Baptist also served as Secretary to the Commission for the Bible of the Tamil Nadu Bishops’ Council. Since May 2017, he has been the Executive Secretary of the Conference of Catholic Bishops of India (CCBI), Bible Commission. In January 2021, Baptist was appointed as the Director of the National Biblical Catechetical and Liturgical Centre (NBCLC) in Bangalore, under the Catholic Bishops' Conference of India (CBCI).

Baptist is a member of the Editorial Board of Concilium journal. He also serves on the Translations Committee of the Bible Society of India, and as the Coordinator for the South Asian Sub-region of the Catholic Biblical Federation.

In addition to his leadership roles, Baptist teaches as adjunct faculty at Vidya Deep College, DVK Pontifical Athenaeum, St.
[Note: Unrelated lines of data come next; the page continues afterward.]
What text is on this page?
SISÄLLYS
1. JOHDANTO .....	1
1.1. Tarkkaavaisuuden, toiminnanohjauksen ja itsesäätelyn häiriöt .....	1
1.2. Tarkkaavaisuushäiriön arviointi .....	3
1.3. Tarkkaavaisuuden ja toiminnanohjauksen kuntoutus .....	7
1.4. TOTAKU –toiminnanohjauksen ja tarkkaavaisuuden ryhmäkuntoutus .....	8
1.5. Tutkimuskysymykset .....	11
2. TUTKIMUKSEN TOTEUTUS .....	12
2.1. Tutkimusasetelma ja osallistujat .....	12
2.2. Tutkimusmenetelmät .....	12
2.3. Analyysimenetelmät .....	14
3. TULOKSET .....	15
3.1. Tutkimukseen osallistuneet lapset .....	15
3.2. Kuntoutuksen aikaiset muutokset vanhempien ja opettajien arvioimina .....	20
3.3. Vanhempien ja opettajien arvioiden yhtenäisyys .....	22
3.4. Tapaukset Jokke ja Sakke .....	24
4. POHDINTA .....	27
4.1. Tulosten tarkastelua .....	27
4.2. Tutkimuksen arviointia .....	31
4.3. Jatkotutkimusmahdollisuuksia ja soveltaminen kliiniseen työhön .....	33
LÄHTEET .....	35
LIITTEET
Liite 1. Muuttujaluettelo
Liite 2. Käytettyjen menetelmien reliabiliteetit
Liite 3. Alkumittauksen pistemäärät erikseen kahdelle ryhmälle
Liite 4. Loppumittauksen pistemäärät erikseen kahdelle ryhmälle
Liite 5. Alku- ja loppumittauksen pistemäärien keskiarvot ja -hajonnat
Peter's Pontifical Seminary and also at the Department of Christian Studies at the University of Madras, where he has served as a visiting professor.

== Selected Publications ==
===Books===
- "Thus Spoke the Bible: Basics of Biblical Narratives" (2024)
- "Planted by the Stream: Biblical Themes for Today" (2019)
- "Thus Spoke the Bible: Basics of Biblical Narratives" (2024)
- "Unsung Melodies from Margins" (2014)
- "Together as Sisters: Hagar and Dalit Women" (2012)
- "Religion and Society: Interdisciplinary Explorations" (2025)

===Book chapters===
- Antony, John Baptist (2026). "Salvation in a Crisis-Ridden World: An Intercultural Biblical Response"
- Antony, John Baptist (2026). "Contextual Readings of the Bible — Volume 1: Culture, Bible, Identity: Christian Faith and Interculturality"
- Joy Philip Kakkanattu and Laurence Culas (2022). "Being and Becoming Ecclesia: Biblical Perspectives"
- Assisi Saldanha (2020). "Faith Working through Love: Evangelization and Its Horizons"
- Prema Vakayil and Laurence Culas (2017). "Call to Self-Emptying: Biblical Perspectives"
- Savarimuthu, Stanislas (2017). "Like a Watered Garden"
- Marie-Theres Wacker (2016). "Baruch Letter of Jeremiah, Wisdom Commentary"
- Rayanna Govindu (2016). "Word of God, Source of Life in the Family: Proceedings of the Catholic Biblical Federation, South Asia Sub-Region Convocation"
- Titus, P. Joseph (2015). "Riches of His Grace: Studies on Johannine and Pauline Literature: A Festschrift for Professor Dr. Aloysius Xavier"
- P. Joseph Titus and Dexter S. Maben (2015). "Bible and Mission: Biblical Perspectives for Doing Mission in Contemporary India"
- T. K. John and James Massey (2013). "Theology for a New Community"
- Textbook for M.A. Christian Studies. "Christian Ethics"
Apart from these, Baptist has also published numerous academic papers.